Mouse immunization and serum collection
Female A/J mice (5-week old) were purchased from SLC, Inc (Japan) and housed in an animal biosafety level 2 (ABL2) facility in KCDC. Mice were immunized with the vaccine candidate virus (5×107 pfu/mouse) with or without the adjuvant-expressing virus (5×107 pfu/mouse) 2-times at 3-week intervals subcutaneously (s.c.) with 8 mice as a group. Mice sera were collected 20 days after final immunization to measure anti-PA IgG and vaccinia virus plaque reduction neutralizing antibody titers. The schematic view of mouse immunization and serum collection is in Fig. 4.
Enzyme-linked immunosorbent assay (ELISA)
The anti-PA IgG titers of mice sera were determined by ELISA as previously described with some modifications [25]. Briefly, 96 well plates were coated with 1μg/ml of recombinant PA (Green Cross, Korea). Mouse sera were diluted from 1:100 to 1:204800 and loaded to each well, incubated for 1 h at 37℃. Horseradish peroxidase-conjugated anti-mouse IgG goat antibody (Invitrogen) and 3,3`,5,5`-tetramethylbenzidine (TMB) substrate were used for detection. The optical density of each well was measured at 450 nm and the half maximal effective concentration (EC50) was calculated by 4-parameter logistic equation regression using SoftMaxPro5.3 (Molecular Device, USA). The data were analyzed and visualized using GraphPad Prism 5.
The IL-15 expression level of KVAC103 derivatives were determined by the IL-15 ELISA kit (Biolegend) according to the manufacturer’s protocol. Vero cells were infected with viruses of 0.01 MOI. Cell lysates were collected 2 days after infection and analyzed.
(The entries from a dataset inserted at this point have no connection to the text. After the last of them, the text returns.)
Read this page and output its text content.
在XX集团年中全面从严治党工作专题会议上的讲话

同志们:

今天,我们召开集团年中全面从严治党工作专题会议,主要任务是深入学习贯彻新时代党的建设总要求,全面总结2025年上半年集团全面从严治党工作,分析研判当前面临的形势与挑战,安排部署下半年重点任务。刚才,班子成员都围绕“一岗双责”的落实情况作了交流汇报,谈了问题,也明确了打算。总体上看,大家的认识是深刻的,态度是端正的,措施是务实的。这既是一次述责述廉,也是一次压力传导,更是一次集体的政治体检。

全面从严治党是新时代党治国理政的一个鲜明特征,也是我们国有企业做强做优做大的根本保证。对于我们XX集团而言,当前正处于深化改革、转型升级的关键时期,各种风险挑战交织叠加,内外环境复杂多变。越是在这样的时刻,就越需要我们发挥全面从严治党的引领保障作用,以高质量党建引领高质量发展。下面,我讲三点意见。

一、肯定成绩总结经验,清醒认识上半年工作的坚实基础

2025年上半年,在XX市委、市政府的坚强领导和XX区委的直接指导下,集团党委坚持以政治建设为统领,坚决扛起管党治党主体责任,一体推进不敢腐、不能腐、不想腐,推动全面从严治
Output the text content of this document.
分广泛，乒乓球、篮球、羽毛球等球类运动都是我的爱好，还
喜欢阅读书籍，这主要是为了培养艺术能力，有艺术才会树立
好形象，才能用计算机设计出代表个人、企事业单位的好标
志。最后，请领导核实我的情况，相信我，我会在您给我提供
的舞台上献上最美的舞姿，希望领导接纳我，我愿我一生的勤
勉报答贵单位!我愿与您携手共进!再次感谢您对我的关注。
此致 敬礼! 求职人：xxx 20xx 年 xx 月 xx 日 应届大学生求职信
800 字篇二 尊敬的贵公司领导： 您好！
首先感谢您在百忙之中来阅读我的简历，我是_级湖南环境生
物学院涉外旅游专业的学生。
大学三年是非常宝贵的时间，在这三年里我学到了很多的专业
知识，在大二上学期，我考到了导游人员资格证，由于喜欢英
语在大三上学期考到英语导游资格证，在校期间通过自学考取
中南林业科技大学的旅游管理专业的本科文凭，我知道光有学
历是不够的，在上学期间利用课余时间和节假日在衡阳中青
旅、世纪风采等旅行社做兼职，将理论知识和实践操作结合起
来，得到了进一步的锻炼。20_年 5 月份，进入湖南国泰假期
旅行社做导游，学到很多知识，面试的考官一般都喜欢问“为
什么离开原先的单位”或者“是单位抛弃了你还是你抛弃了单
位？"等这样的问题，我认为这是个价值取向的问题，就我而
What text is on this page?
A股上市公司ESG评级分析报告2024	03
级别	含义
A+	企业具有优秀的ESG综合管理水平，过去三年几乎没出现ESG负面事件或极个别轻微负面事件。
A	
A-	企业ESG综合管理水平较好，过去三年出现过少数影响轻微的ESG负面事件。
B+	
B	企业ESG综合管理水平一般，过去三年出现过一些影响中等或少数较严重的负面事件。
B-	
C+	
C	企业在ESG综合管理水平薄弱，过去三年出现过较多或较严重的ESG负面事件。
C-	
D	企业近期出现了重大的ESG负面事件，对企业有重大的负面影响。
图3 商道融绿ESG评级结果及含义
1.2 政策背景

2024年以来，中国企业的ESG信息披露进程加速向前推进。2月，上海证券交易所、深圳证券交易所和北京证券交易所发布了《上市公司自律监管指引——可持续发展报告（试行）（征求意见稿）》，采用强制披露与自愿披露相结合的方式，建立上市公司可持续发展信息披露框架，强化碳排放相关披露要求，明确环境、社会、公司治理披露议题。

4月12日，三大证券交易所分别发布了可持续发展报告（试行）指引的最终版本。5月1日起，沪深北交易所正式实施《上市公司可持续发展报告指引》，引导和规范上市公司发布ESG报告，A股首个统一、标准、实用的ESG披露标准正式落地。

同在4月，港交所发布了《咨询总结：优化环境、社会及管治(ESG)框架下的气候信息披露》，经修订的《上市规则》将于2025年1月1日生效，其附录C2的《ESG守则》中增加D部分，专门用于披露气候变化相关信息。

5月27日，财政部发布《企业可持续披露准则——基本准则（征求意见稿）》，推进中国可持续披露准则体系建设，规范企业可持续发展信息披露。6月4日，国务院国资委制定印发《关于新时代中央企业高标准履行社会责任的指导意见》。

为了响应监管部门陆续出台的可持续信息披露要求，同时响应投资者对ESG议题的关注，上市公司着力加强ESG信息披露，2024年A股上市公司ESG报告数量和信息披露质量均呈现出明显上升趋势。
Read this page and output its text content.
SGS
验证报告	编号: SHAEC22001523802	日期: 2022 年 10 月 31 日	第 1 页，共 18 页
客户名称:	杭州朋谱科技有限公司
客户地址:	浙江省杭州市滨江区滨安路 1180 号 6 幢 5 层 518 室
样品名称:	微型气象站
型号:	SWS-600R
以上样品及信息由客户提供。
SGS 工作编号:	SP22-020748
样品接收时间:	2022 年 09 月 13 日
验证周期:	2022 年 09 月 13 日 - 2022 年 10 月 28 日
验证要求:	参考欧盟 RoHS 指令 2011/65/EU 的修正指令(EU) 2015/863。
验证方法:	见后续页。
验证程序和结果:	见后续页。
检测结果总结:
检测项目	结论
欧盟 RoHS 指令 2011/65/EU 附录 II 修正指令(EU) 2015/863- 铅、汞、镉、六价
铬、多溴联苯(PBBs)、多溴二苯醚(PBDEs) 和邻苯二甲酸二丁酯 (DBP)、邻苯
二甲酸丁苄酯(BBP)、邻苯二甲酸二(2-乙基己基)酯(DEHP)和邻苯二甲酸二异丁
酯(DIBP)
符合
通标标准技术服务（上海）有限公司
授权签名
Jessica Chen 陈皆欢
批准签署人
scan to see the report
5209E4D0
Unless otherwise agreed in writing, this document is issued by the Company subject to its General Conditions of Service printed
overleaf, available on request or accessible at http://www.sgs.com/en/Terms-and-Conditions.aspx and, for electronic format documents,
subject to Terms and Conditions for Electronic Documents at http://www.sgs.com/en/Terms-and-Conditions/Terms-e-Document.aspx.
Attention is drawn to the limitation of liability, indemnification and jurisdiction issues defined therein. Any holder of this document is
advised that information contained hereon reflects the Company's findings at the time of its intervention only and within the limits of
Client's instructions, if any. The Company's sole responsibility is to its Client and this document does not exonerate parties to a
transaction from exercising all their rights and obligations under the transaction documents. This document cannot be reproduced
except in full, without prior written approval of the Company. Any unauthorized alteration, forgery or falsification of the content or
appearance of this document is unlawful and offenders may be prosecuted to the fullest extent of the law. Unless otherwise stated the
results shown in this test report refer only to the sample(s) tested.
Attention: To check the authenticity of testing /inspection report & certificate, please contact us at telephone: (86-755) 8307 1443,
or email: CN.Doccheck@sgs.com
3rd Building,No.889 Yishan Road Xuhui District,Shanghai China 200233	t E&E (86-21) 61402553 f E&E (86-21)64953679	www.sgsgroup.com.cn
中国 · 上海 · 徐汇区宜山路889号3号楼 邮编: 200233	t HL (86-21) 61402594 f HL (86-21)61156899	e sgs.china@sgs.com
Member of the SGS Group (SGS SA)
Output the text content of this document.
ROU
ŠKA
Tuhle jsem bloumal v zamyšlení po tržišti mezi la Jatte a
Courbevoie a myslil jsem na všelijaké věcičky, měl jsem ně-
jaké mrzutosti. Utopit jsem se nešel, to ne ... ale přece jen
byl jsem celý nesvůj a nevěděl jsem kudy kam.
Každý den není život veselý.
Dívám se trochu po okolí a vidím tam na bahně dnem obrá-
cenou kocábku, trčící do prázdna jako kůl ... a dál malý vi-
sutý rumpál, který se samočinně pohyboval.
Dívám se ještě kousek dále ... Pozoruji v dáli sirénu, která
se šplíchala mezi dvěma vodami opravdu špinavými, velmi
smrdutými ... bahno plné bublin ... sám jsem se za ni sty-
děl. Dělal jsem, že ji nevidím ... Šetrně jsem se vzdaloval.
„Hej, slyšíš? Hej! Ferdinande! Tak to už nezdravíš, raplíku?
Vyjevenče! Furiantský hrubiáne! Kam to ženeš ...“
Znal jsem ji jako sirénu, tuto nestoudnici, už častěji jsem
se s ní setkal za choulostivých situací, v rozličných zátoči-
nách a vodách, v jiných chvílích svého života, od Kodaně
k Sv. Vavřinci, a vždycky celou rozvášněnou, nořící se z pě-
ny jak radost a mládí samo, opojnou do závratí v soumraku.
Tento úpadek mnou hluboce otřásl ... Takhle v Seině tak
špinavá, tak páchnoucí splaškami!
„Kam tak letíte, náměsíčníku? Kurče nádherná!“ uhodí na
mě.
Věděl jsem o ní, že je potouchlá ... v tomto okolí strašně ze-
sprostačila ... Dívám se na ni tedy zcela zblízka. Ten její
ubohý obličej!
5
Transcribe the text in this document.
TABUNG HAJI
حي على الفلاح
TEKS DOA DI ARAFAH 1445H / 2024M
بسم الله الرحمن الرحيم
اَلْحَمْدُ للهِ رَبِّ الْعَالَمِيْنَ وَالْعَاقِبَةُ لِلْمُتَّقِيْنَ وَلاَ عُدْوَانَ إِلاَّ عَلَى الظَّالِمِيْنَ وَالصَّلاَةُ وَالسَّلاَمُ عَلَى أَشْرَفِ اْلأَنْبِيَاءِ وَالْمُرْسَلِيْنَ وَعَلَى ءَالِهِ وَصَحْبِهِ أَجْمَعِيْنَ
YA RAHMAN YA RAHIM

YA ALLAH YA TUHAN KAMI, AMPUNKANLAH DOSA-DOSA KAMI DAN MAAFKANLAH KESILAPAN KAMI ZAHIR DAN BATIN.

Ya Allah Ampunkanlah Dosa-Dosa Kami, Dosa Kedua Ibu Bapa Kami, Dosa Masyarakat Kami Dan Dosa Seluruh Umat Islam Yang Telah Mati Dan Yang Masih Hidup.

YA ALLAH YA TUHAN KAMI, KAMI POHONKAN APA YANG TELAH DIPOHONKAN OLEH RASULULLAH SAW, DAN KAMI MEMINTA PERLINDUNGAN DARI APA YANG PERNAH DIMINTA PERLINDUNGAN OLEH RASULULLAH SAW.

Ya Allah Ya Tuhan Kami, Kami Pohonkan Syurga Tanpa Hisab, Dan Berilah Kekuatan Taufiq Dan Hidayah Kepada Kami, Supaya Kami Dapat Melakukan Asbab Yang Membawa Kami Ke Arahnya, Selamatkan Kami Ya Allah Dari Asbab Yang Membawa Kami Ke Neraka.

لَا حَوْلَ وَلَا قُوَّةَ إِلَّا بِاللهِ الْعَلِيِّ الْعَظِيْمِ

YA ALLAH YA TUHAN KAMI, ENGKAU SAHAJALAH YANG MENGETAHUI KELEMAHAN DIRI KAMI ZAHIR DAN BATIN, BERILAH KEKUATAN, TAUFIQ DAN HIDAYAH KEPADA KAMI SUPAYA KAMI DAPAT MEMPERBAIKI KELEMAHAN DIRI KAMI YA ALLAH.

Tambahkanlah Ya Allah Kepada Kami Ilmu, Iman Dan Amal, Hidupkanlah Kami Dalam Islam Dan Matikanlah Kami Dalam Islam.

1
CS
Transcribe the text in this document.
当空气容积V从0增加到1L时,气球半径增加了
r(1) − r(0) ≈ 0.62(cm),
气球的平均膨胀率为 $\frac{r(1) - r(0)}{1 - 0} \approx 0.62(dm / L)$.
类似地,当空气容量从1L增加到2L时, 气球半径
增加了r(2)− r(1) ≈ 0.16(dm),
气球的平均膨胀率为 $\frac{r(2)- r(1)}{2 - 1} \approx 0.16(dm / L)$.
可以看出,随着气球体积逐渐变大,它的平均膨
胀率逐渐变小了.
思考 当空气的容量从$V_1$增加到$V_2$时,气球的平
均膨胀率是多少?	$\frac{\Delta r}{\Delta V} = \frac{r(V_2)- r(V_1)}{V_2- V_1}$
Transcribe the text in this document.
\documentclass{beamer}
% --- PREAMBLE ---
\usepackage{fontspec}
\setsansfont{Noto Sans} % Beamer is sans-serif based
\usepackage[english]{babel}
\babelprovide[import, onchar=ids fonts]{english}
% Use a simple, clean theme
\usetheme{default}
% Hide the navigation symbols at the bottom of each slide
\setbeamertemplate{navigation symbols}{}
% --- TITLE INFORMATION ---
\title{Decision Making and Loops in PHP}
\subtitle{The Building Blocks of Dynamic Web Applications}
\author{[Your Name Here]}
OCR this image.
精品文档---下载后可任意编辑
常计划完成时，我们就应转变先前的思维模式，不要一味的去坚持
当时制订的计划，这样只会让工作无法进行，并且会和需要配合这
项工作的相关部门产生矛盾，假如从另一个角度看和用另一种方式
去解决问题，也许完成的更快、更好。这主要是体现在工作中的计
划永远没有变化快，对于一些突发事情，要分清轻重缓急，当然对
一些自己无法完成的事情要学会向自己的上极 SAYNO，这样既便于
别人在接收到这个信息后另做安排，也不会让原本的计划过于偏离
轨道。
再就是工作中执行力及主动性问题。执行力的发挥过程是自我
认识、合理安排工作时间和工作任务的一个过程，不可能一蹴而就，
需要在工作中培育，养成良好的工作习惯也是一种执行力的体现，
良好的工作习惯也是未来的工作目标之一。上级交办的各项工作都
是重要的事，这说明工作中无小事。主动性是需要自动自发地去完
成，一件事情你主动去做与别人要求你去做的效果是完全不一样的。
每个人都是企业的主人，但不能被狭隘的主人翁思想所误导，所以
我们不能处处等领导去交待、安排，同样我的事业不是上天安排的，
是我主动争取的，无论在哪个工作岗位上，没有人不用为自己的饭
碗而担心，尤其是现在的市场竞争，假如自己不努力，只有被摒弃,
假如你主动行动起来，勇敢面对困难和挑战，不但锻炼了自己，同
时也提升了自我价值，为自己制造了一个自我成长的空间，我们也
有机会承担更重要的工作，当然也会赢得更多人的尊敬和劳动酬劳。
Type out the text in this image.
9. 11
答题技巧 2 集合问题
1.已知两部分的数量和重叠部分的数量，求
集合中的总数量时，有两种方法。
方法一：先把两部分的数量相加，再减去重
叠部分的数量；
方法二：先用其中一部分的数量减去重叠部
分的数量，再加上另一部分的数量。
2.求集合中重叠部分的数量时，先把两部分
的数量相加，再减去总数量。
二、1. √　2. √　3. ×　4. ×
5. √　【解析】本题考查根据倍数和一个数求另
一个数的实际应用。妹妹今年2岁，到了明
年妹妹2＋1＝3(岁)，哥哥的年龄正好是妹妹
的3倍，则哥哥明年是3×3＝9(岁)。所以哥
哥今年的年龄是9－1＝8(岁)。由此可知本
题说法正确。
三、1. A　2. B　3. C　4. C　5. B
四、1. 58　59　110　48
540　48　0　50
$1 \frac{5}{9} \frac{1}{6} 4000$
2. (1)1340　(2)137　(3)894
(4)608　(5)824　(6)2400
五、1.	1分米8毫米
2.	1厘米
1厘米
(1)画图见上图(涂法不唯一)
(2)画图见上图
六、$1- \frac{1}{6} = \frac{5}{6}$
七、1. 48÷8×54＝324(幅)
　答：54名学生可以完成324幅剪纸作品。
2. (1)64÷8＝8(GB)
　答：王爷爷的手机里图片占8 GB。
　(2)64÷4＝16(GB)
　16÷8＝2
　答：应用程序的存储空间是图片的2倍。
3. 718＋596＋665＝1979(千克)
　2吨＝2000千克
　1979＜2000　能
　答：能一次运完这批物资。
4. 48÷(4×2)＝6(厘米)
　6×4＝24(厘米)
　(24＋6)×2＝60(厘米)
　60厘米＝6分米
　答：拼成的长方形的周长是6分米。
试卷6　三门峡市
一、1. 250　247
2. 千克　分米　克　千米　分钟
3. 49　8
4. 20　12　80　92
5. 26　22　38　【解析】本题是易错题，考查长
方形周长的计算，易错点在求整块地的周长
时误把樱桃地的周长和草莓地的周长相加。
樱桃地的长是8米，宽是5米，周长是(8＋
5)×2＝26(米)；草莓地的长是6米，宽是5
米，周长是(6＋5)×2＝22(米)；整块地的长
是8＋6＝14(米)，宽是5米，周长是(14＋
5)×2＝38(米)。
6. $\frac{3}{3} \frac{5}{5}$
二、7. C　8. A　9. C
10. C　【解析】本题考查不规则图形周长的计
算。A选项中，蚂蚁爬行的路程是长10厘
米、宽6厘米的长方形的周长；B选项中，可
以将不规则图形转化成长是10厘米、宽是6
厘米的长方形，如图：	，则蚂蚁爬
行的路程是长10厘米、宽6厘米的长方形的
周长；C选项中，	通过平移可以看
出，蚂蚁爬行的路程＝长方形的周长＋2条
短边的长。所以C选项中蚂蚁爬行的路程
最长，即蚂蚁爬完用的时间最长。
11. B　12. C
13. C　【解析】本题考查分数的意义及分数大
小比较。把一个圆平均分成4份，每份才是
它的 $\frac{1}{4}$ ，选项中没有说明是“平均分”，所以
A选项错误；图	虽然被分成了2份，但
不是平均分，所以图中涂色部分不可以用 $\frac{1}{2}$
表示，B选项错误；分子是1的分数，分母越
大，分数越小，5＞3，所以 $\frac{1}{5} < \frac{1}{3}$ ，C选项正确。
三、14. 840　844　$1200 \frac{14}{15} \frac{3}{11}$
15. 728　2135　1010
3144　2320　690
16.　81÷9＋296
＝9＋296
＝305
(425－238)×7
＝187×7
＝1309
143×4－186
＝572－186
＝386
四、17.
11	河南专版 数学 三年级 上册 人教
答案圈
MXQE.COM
Plaque reduction neutralization test (PRNT)
Serial two-fold dilutions of heat-inactivated mouse sera were mixed with vaccinia virus Lister strain of approximately 50 plaque forming units (PFU). After 2 h incubation at 37℃, the serum and virus mixtures were inoculated onto monolayered Vero cells. After two days incubation at 37℃ with 5% CO2, cells were fixed and stained using a mixture of crystal violet and formalin for 10 minutes. Stained plates were dried in air at room temperature and the plaque numbers were counted. The neutralizing antibody titer of serum was defined as the reciprocal of dilution fold that reduced plaque number in half (50%) compared to a control (PRNT50).
B. anthracis spore challenge
Immunized mice were challenged with 50-fold of lethal dose 50 (LD50) of B. anthracis Sterne spore by s.c. injections. Survival of the mice was monitored for 14 days as described in Fig.4. Spores were prepared according to a previous study [26]. The LD50 determined by Reed-Muench method [27] in A/J mice model via s.c. route was 1794 spores. Survived animals were euthanized using CO2 gas. Animal study protocols (KCDC-102-16-2A and KCDC-039-17-2A) were approved by the Institutional Animal Care and Use Committee (IACUC) of Korea Centers for Disease Control and Prevention (KCDC). All procedures involved in the housing and care of animal strictly followed guidelines and requirements of the IACUC. The survival graph was generated by GraphPad Prism 5 and log rank test was used to analyze for the curve comparison.